I still do all the things I have always done. As long as his needs are met everything is fine. If I ask him to help he either waits until I get fed up and do it myself or he deliberately makes a mess for me to clean up. If I call him on it he accuses me of turning everything back to him and everything is all his fault. He says I am always picking on him and his response to any discussion is to leave. There is never any civil discussion of the issue. He immediately goes on the defensive and gets angry.
He will be retiring in September of next year. I don't know how I will function with him underfoot 24/7.

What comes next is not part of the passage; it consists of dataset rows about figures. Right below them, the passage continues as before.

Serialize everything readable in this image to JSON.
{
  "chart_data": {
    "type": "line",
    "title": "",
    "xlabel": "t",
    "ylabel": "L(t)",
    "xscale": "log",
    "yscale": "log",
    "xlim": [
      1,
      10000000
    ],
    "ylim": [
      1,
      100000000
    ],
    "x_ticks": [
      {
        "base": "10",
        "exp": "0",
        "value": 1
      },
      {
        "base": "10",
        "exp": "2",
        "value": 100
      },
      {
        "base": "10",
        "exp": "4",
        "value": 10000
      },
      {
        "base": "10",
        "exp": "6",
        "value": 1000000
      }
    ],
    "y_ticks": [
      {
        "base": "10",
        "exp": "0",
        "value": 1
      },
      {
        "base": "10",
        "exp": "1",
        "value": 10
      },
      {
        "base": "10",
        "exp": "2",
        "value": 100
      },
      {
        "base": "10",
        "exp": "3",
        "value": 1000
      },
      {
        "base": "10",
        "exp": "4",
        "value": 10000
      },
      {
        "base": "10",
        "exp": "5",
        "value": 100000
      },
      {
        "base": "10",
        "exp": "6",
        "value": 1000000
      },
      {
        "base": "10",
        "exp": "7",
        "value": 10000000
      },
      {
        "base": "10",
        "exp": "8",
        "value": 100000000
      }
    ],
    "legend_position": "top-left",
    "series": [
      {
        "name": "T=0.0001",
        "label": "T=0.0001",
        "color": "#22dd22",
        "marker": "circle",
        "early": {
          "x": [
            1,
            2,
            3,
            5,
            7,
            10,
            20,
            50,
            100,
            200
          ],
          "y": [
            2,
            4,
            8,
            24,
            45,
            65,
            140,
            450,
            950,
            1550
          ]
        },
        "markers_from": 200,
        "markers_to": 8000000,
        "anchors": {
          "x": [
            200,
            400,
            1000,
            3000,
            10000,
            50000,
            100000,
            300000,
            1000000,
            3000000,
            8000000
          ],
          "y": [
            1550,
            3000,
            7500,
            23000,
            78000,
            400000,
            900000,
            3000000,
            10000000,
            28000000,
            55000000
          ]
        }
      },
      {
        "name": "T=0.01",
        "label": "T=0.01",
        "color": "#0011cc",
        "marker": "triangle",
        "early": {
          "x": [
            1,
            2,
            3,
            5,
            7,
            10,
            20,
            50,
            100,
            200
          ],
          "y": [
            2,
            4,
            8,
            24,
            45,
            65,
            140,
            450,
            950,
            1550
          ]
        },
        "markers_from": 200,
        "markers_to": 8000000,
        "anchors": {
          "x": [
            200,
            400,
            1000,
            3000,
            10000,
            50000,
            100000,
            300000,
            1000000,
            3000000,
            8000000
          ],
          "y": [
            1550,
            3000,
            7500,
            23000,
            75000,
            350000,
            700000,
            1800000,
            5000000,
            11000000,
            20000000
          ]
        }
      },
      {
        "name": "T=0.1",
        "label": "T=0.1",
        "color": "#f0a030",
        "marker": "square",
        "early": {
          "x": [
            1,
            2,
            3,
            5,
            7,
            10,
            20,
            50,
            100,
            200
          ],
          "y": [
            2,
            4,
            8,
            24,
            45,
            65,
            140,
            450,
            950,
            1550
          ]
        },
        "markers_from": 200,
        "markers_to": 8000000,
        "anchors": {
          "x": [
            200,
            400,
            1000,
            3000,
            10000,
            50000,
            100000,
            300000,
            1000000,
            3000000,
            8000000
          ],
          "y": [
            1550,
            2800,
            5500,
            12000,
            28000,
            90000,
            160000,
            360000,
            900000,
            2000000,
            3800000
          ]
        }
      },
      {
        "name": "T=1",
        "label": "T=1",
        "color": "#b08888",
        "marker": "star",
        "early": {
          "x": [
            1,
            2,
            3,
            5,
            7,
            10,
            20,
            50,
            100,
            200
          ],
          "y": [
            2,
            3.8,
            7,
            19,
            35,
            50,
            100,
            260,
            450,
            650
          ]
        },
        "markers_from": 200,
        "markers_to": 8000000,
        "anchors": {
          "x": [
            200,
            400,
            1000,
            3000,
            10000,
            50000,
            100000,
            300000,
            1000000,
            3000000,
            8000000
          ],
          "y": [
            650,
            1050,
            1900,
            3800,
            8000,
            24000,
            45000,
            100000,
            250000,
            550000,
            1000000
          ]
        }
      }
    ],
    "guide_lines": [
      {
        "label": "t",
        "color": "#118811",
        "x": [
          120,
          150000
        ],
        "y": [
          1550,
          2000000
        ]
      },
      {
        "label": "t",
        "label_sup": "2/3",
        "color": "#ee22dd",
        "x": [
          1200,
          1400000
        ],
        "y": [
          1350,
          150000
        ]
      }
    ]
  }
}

@cindyt63 It is a tough predicament to be in. Have you considered counseling? I not joint, go alone. It sounds like you may need to establish some coping skills to deal with the issues you laid out. Will you let us know what you decide?
Ginger
Ginger, I failed to mention that I have been in counseling for over a year now. My therapist has been a tremendous help in dealing with the depression and anxiety. He is also helping me learn to cope with my relationship. My therapist tells me after every visit to remember to do something for me and that if my hubby doesn't want to participate to go without him. I have told my hubby that once he retires I want to do things and not sit at home 24/7 and that if he doesn't want to go I will go without him. He laughs.
@cindyt63 Good for you. Start now to develop some interests. No time like the present!